I recently picked up Roscoe's United States Destroyer Operations in World War II and United States Submarine Operations in World War II for $7.99 each.
Those bindered ATBs of Gordon's definitely noted here. (Never bought that full set for peanuts years back, mutter, harumph, etc.) Bit of book-stacking building there, Martin. Think of that shriven feeling more shelves may bring one day. My 'rescue in a fire' things on those main shelves is the boxes at the very bottom. A full set of Wheels and Tracks that might make me cry a little if I lost. Those and the HMSO British armour series. It's odd, because I don't really regard myself as a bibliophile, and treat my books appallingly by some measures, but they are sort of... satisfying.
#4 is a hardcore bibliophile, you can't tell which books she's read and which are fresh from the store. So every once in a while I cut a book to pieces to make PDFing easier and I hear her eyes on the back of my neck.

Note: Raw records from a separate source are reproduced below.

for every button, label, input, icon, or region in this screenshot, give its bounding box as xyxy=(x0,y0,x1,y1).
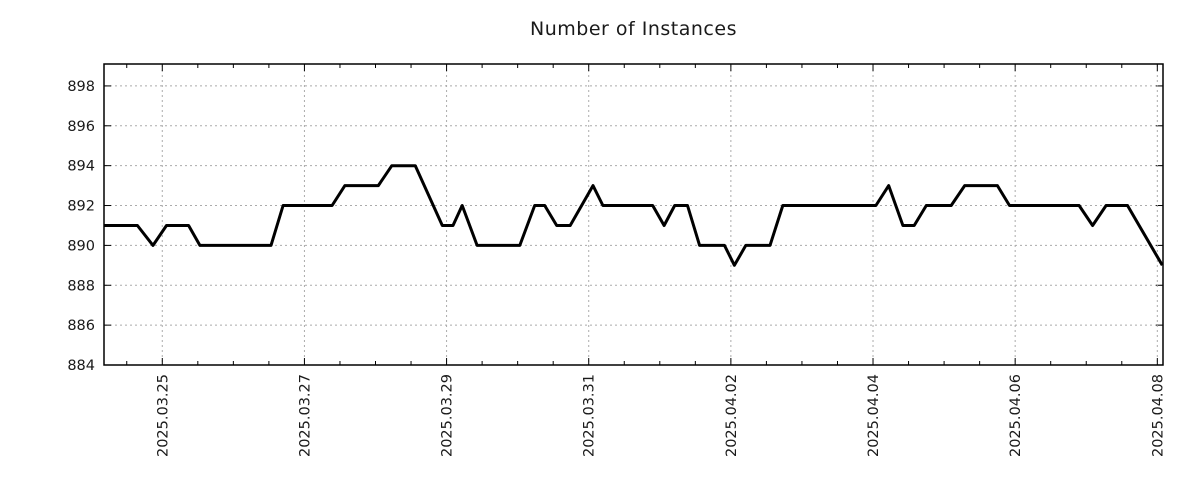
x-tick-label: 2025.03.29 xyxy=(440,374,456,457)
x-tick-label: 2025.03.25 xyxy=(155,374,171,457)
x-tick-label: 2025.03.31 xyxy=(582,374,598,457)
y-tick-label: 884 xyxy=(67,358,95,374)
y-tick-label: 888 xyxy=(67,278,95,294)
series-line-instances xyxy=(104,164,1164,267)
chart-title: Number of Instances xyxy=(530,18,737,40)
y-tick-label: 894 xyxy=(67,159,95,175)
x-tick-label: 2025.04.08 xyxy=(1150,374,1166,457)
plot-border xyxy=(103,63,1164,366)
y-tick-label: 896 xyxy=(67,119,95,135)
x-tick-label: 2025.04.02 xyxy=(724,374,740,457)
x-tick-label: 2025.04.04 xyxy=(866,374,882,457)
y-tick-label: 898 xyxy=(67,79,95,95)
x-tick-label: 2025.04.06 xyxy=(1008,374,1024,457)
y-tick-label: 890 xyxy=(67,238,95,254)
x-tick-label: 2025.03.27 xyxy=(297,374,313,457)
y-tick-label: 892 xyxy=(67,199,95,215)
y-tick-label: 886 xyxy=(67,318,95,334)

And binders individually indexed. Yes, I am that pedantic. Proud of these original copies of Hammerton Press' The War Illustrated from both world wars. Bought volume one of the Great War edition in a bookshop in Romsey, Hants when I was twelve, and literally spent the next 25 years collecting the rest. Above them you can see the volumes of Twenty Years After; an interwar series which went back to the various battlefields and illustrated them with then and now pictures- which inspired After The Battle, of course. This is a set I collected as a teenager. In the '70s Marshall Cavendish did this 90 part reprint of WW2 British newspapers with additional sleeves outlining a crucial part of wartime history. Part one was a reprint of The Daily Mirror from September 4th 1939. There were also reprints of famous wartime posters, from both sides. This one never recovered from being stuck on my bedroom wall with GPO insulating tape rather than drawing pins...like any sensible person would have thought of...
Indeed - 'Set them back on your shelves with your own hands. Arrange them to your own plan, so that if you do not know what is in them, you at least know where they are....' ( Winston S Churchill, 'Thoughts And Adventures') . ( Which reminds me - I haven't posted a pic of my Churchill shelf...........)
Just a little update. I'm halfway through the South Africans at War series, so that shelf looks a little fuller. Plus there is the Nomonhan book.